The university also organised, and more crucially, paid for, a dyslexia screening which revealed that I also had dyslexia, dyspraxia and dyscalculia to add to my already long list!
People say to me ‘you don’t look ill’, which I know is meant as a compliment, but it’s quite wearing. My nature is not to be self-pitying and I try and just get on with life as best I can, but looking back I wonder if that ‘can-do’ attitude has meant that I haven’t always received the help I needed? It’s a conundrum. I don’t want to be defined by my disabilities, but sometimes I just need people to understand that I have limitations.

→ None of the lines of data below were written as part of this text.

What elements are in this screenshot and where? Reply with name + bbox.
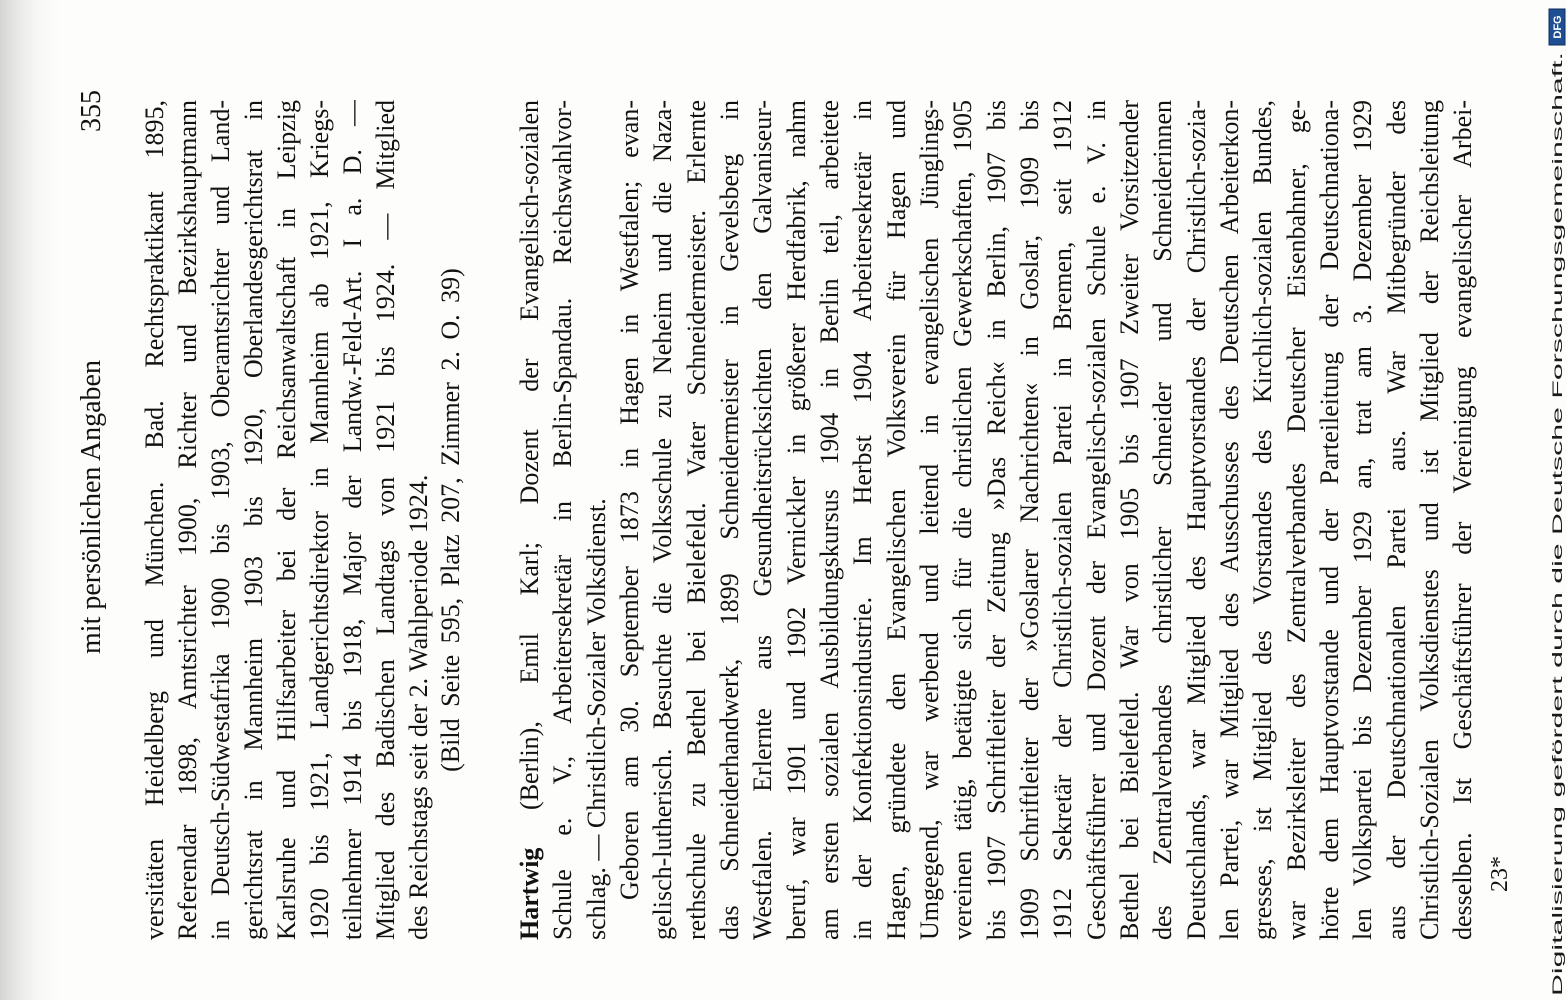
dfg-logo (1549, 9, 1565, 45)
dfg-logo-text: DFG (1552, 15, 1564, 39)
biography-line: Deutschlands, war Mitglied des Hauptvorstandes der Christlich-sozia- (1181, 100, 1211, 940)
biography-line: gelisch-lutherisch. Besuchte die Volksschule zu Neheim und die Naza- (648, 100, 678, 940)
biography-line: vereinen tätig, betätigte sich für die christlichen Gewerkschaften, 1905 (948, 100, 978, 940)
text-line: des Reichstags seit der 2. Wahlperiode 1924. (404, 474, 433, 940)
biography-line: Geboren am 30. September 1873 in Hagen in Westfalen; evan- (614, 100, 644, 900)
text-line: versitäten Heidelberg und München. Bad. Rechtspraktikant 1895, (140, 100, 169, 940)
member-entry (513, 100, 1480, 940)
biography-line: war Bezirksleiter des Zentralverbandes Deutscher Eisenbahner, ge- (1281, 100, 1311, 940)
page-number: 355 (76, 90, 107, 132)
digitization-notice (1547, 6, 1567, 996)
biography-line: das Schneiderhandwerk, 1899 Schneidermeister in Gevelsberg in (714, 100, 744, 940)
signature-mark: 23* (1487, 856, 1513, 892)
biography-line: 1912 Sekretär der Christlich-sozialen Partei in Bremen, seit 1912 (1048, 100, 1078, 940)
text-line: Mitglied des Badischen Landtags von 1921 bis 1924. — Mitglied (371, 100, 400, 940)
text-line: Karlsruhe und Hilfsarbeiter bei der Reichsanwaltschaft in Leipzig (272, 100, 301, 940)
biography-line: hörte dem Hauptvorstande und der Parteileitung der Deutschnationa- (1314, 100, 1344, 940)
entry-heading-line: schlag. — Christlich-Sozialer Volksdienst. (581, 498, 611, 940)
biography-line: Geschäftsführer und Dozent der Evangelisch-sozialen Schule e. V. in (1081, 100, 1111, 940)
member-name: Hartwig (515, 847, 544, 940)
entry-heading-text: (Berlin), Emil Karl; Dozent der Evangelisch-sozialen (515, 100, 544, 810)
biography-line: Hagen, gründete den Evangelischen Volksverein für Hagen und (881, 100, 911, 940)
running-head-title: mit persönlichen Angaben (76, 360, 107, 654)
text-line: teilnehmer 1914 bis 1918, Major der Landw.-Feld-Art. I a. D. — (338, 100, 367, 940)
text-line: Referendar 1898, Amtsrichter 1900, Richter und Bezirkshauptmann (173, 100, 202, 940)
biography-line: des Zentralverbandes christlicher Schneider und Schneiderinnen (1148, 100, 1178, 940)
text-line: gerichtsrat in Mannheim 1903 bis 1920, Oberlandesgerichtsrat in (239, 100, 268, 940)
digitization-notice-text: Digitalisierung gefördert durch die Deutsche Forschungsgemeinschaft. (1549, 559, 1565, 996)
photo-reference: (Bild Seite 595, Platz 207, Zimmer 2. O. 39) (436, 268, 465, 772)
biography-line: Umgegend, war werbend und leitend in evangelischen Jünglings- (914, 100, 944, 940)
biography-line: am ersten sozialen Ausbildungskursus 1904 in Berlin teil, arbeitete (814, 100, 844, 940)
continued-entry-paragraph (138, 100, 435, 940)
biography-line: desselben. Ist Geschäftsführer der Vereinigung evangelischer Arbei- (1448, 100, 1478, 940)
biography-line: Westfalen. Erlernte aus Gesundheitsrücksichten den Galvaniseur- (748, 100, 778, 940)
biography-line: bis 1907 Schriftleiter der Zeitung »Das Reich« in Berlin, 1907 bis (981, 100, 1011, 940)
biography-line: rethschule zu Bethel bei Bielefeld. Vater Schneidermeister. Erlernte (681, 100, 711, 940)
biography-line: 1909 Schriftleiter der »Goslarer Nachrichten« in Goslar, 1909 bis (1014, 100, 1044, 940)
biography-line: gresses, ist Mitglied des Vorstandes des Kirchlich-sozialen Bundes, (1248, 100, 1278, 940)
biography-line: len Partei, war Mitglied des Ausschusses des Deutschen Arbeiterkon- (1214, 100, 1244, 940)
text-line: in Deutsch-Südwestafrika 1900 bis 1903, Oberamtsrichter und Land- (206, 100, 235, 940)
biography-line: Christlich-Sozialen Volksdienstes und ist Mitglied der Reichsleitung (1414, 100, 1444, 940)
biography-line: beruf, war 1901 und 1902 Vernickler in größerer Herdfabrik, nahm (781, 100, 811, 940)
text-line: 1920 bis 1921, Landgerichtsdirektor in Mannheim ab 1921, Kriegs- (305, 100, 334, 940)
biography-line: Bethel bei Bielefeld. War von 1905 bis 1907 Zweiter Vorsitzender (1114, 100, 1144, 940)
entry-heading-line (513, 100, 546, 940)
running-head (75, 0, 109, 1000)
biography-line: in der Konfektionsindustrie. Im Herbst 1904 Arbeitersekretär in (848, 100, 878, 940)
biography-line: len Volkspartei bis Dezember 1929 an, trat am 3. Dezember 1929 (1348, 100, 1378, 940)
biography-line: aus der Deutschnationalen Partei aus. War Mitbegründer des (1381, 100, 1411, 940)
entry-heading-line: Schule e. V., Arbeitersekretär in Berlin-Spandau. Reichswahlvor- (548, 100, 578, 940)
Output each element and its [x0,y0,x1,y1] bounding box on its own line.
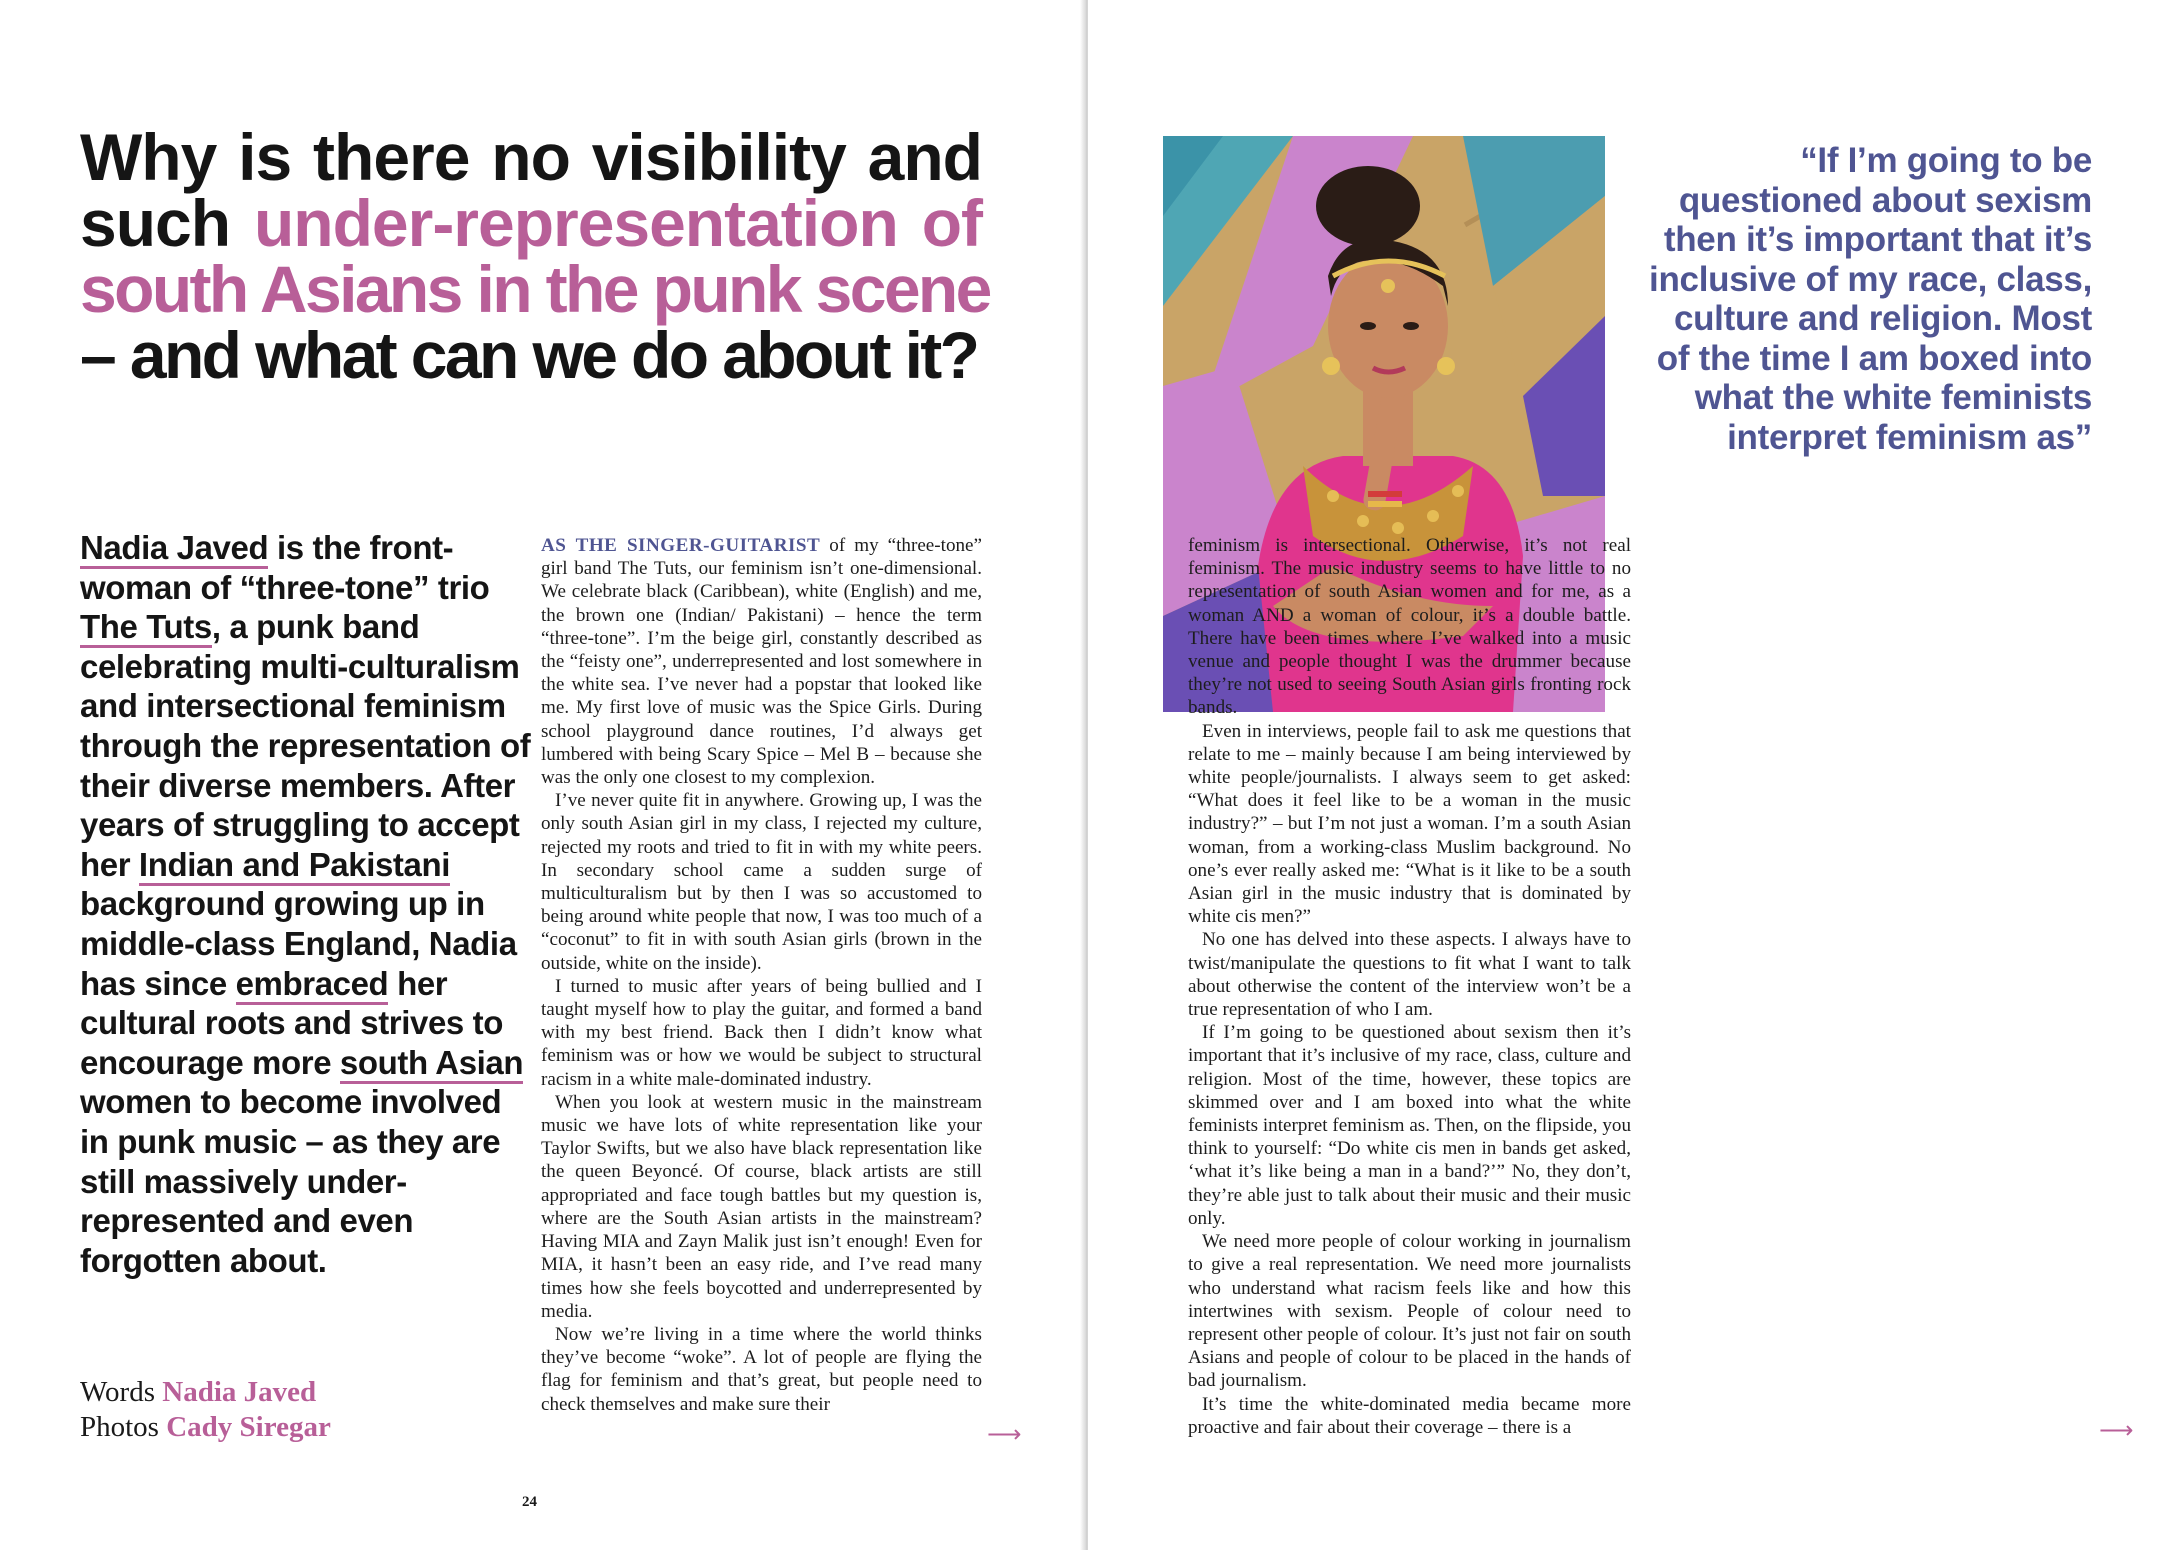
continue-arrow-icon: ⟶ [987,1420,1022,1448]
body-paragraph: I’ve never quite fit in anywhere. Growing up, I was the only south Asian girl in my class, I rejected my culture, rejected my roots and tried to fit in with my white peers. In secondary school came a sudden surge of multiculturalism but by then I was so accustomed to being around white people that now, I was too much of a “coconut” to fit in with south Asian girls (brown in the outside, white on the inside). [541,790,982,974]
headline-word: there [313,120,470,194]
standfirst-embraced: embraced [236,965,389,1005]
headline-line-1 [80,120,982,194]
headline-word: such [80,186,231,260]
headline-line-4: – and what can we do about it? [80,318,978,392]
headline [80,120,990,392]
headline-word: Why [80,120,217,194]
standfirst-text: is the front-woman of “three-tone” trio [80,529,490,606]
body-paragraph: It’s time the white-dominated media became more proactive and fair about their coverage – there is a [1188,1393,1631,1438]
body-paragraph: Now we’re living in a time where the world thinks they’ve become “woke”. A lot of people are flying the flag for feminism and that’s great, but people need to check themselves and make sure their [541,1323,982,1415]
body-paragraph: Even in interviews, people fail to ask me questions that relate to me – mainly because I am being interviewed by white people/journalists. I always seem to get asked: “What does it feel like to be a woman in the music industry?” – but I’m not just a woman. I’m a south Asian woman, from a working-class Muslim background. No one’s ever really asked me: “What is it like to be a south Asian girl in the music industry that is dominated by white cis men?” [1188,720,1631,928]
standfirst-south-asian: south Asian [340,1044,523,1084]
standfirst [80,528,532,1280]
headline-word: visibility [591,120,846,194]
headline-line-2 [80,186,982,260]
page-number: 24 [522,1494,537,1510]
body-paragraph: feminism is intersectional. Otherwise, it’s not real feminism. The music industry seems to have little to no representation of south Asian women and for me, as a woman AND a woman of colour, it’s a double battle. There have been times where I’ve walked into a music venue and people thought I was the drummer because they’re not used to seeing South Asian girls fronting rock bands. [1188,535,1631,719]
credit-photos [80,1410,331,1445]
standfirst-name: Nadia Javed [80,529,268,569]
credit-name: Cady Siregar [166,1411,331,1443]
headline-word: no [491,120,570,194]
headline-word: is [238,120,292,194]
standfirst-heritage: Indian and Pakistani [139,846,450,886]
lead-in: AS THE SINGER-GUITARIST [541,535,821,556]
standfirst-text: her cultural roots and strives to encourage more [80,964,503,1081]
pull-quote: “If I’m going to be questioned about sexism then it’s important that it’s inclusive of my race, class, culture and religion. Most of the time I am boxed into what the white feminists interpret feminism as” [1649,141,2092,457]
body-paragraph: If I’m going to be questioned about sexism then it’s important that it’s inclusive of my race, class, culture and religion. Most of the time, however, these topics are skimmed over and I am boxed into what the white feminists interpret feminism as. Then, on the flipside, you think to yourself: “Do white cis men in bands get asked, ‘what it’s like being a man in a band?’” No, they don’t, they’re able just to talk about their music and their music only. [1188,1022,1631,1229]
credits [80,1375,331,1445]
credit-name: Nadia Javed [162,1376,317,1408]
credit-label: Words [80,1376,155,1408]
body-text: of my “three-tone” girl band The Tuts, our feminism isn’t one-dimensional. We celebrate black (Caribbean), white (English) and me, the brown one (Indian/ Pakistani) – hence the term “three-tone”. I’m the beige girl, constantly described as the “feisty one”, underrepresented and lost somewhere in the white sea. I’ve never had a popstar that looked like me. My first love of music was the Spice Girls. During school playground dance routines, I’d always get lumbered with being Scary Spice – Mel B – because she was the only one closest to my complexion. [541,535,982,789]
standfirst-band: The Tuts [80,608,212,648]
standfirst-text: women to become involved in punk music – as they are still massively under-represented and even forgotten about. [80,1083,502,1279]
credit-words [80,1375,331,1410]
headline-highlight: under-representation [253,186,898,260]
standfirst-text: background growing up in middle-class England, Nadia has since [80,885,517,1002]
body-column-1 [541,534,982,1416]
headline-highlight: of [921,186,982,260]
headline-line-3: south Asians in the punk scene [80,252,990,326]
body-paragraph: I turned to music after years of being bullied and I taught myself how to play the guitar, and formed a band with my best friend. Back then I didn’t know what feminism was or how we would be subject to structural racism in a white male-dominated industry. [541,975,982,1090]
body-column-2 [1188,534,1631,1439]
body-paragraph: We need more people of colour working in journalism to give a real representation. We need more journalists who understand what racism feels like and how this intertwines with sexism. People of colour need to represent other people of colour. It’s just not fair on south Asians and people of colour to be placed in the hands of bad journalism. [1188,1231,1631,1392]
body-paragraph: No one has delved into these aspects. I always have to twist/manipulate the questions to fit what I want to talk about otherwise the content of the interview won’t be a true representation of who I am. [1188,929,1631,1021]
credit-label: Photos [80,1411,159,1443]
body-paragraph [541,534,982,789]
standfirst-text: , a punk band celebrating multi-culturalism and intersectional feminism through the representation of their diverse members. After years of struggling to accept her [80,608,531,883]
body-paragraph: When you look at western music in the mainstream music we have lots of white representation like your Taylor Swifts, but we also have black representation like the queen Beyoncé. Of course, black artists are still appropriated and face tough battles but my question is, where are the South Asian artists in the mainstream? Having MIA and Zayn Malik just isn’t enough! Even for MIA, it hasn’t been an easy ride, and I’ve read many times how she feels boycotted and underrepresented by media. [541,1091,982,1322]
left-page [0,0,1084,1550]
continue-arrow-icon: ⟶ [2099,1416,2134,1444]
right-page [1088,0,2180,1550]
headline-word: and [867,120,982,194]
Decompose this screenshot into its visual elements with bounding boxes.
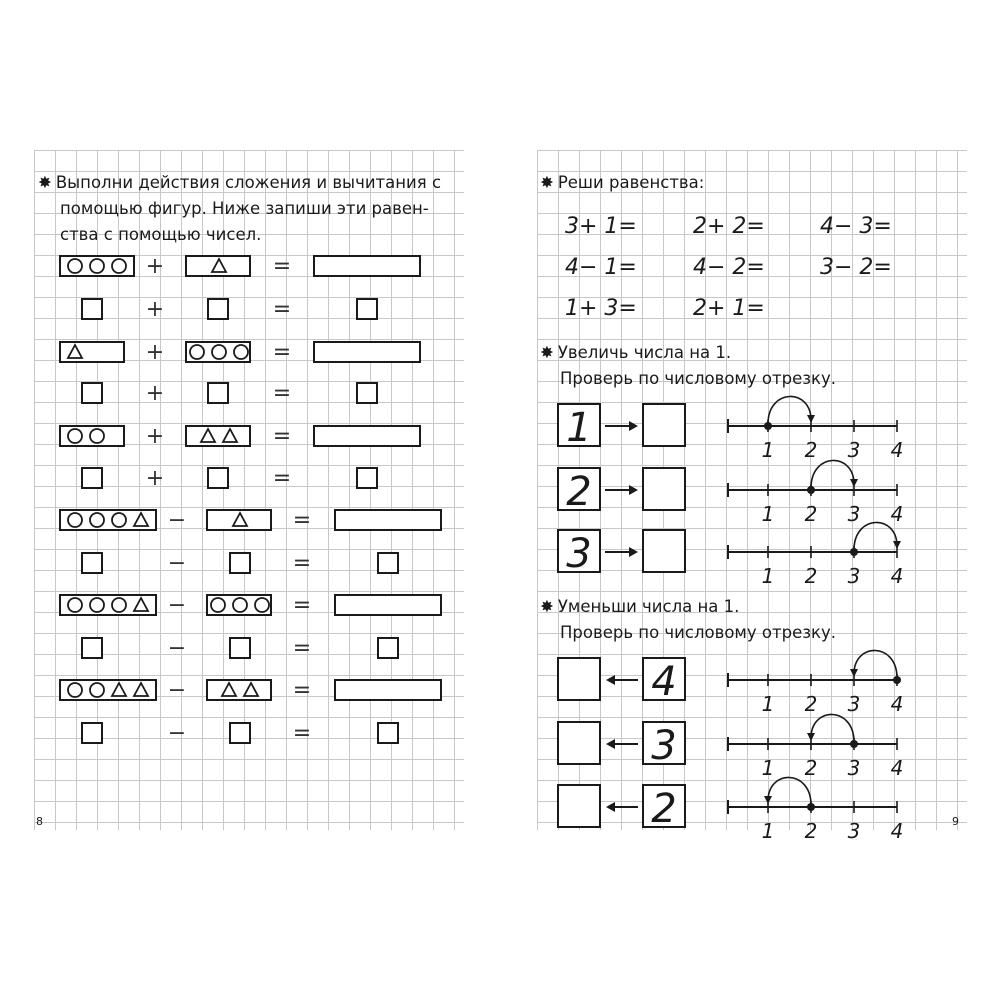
left-instruction-line1: Выполни действия сложения и вычитания с <box>55 173 442 192</box>
tick-label-4: 4 <box>890 692 904 716</box>
tick-label-2: 2 <box>804 819 818 843</box>
answer-box <box>558 722 600 764</box>
page-number-left: 8 <box>36 815 43 828</box>
answer-box <box>643 530 685 572</box>
left-instruction-line3: ства с помощью чисел. <box>60 225 262 244</box>
star-icon: ✸ <box>38 173 52 192</box>
arrow-right-head <box>629 421 638 431</box>
left-shape-box <box>60 426 124 446</box>
answer-shape-box <box>335 680 441 700</box>
minus-sign: − <box>167 508 187 533</box>
number-box <box>82 638 102 658</box>
number-box <box>357 468 377 488</box>
jump-arc <box>854 650 897 678</box>
tick-label-4: 4 <box>890 502 904 526</box>
equals-sign: = <box>272 424 292 449</box>
tick-label-4: 4 <box>890 756 904 780</box>
tick-label-1: 1 <box>761 819 775 843</box>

I discovered that I have a knack for disability advocacy and that’s something I’d be interested in pursuing as a career. A lady from the university called Melanie Thorley contacted me about an organisation called STAART – Support Through AccessAbility Retention and Tuition - and asked if I’d like to become a student ambassador. I accepted thinking it was a voluntary position, but was delighted to discover it was paid!
I was able to properly advise students and reassure them that having a disability shouldn’t hold you back in life, sometimes just a little bit of support and a few adjustments can make all the difference.
Melanie also asked me to visit the Helen Allison school in Kent which specialises in autism. I stood in front of the students and told them that university is an option and they could achieve great things. A lot of them were affected by self-doubt and others’ low expectations of them. I confirmed they could absolutely do it.
In my second year there was a compulsory field trip to Spain. The Emetophobia was getting easier to deal with but travelling had been, and remained, a huge problem for me - I’d never got on an aeroplane or owned a passport. I couldn’t even travel in a car for more than about 30 minutes because of the fear of travel sickness.
I had more therapy for the Emetophobia with CBT (Cognitive Behavioural Therapy) and I explored in detail what was stopping me from travelling. I decided to visit some friends in Holland as a first step. The plane journey is only about 40 minutes and my friends said they would look after me once I was there. I booked the ticket, utterly terrified at the prospect.
Once I boarded the plane, I was excited not terrified! I liked it so much I immediately went on another trip to Switzerland, completely alone. I’d conquered my fears and overcome my huge anxieties in one fell swoop!
I graduated in 2019 and I wanted to stay on to study for an MSc in Global Environmental Change, but sadly the university didn’t offer it part time. If they ever change their mind, I’ll be back like a shot.
Like many others at the moment, I’m struggling to find a job but that doesn’t detract from what I learnt and gained from my time at Greenwich. For me it was more than just a degree; it was about learning vital life-skills, making friends and helping other students with disabilities and was a hugely enriching experience in so many ways.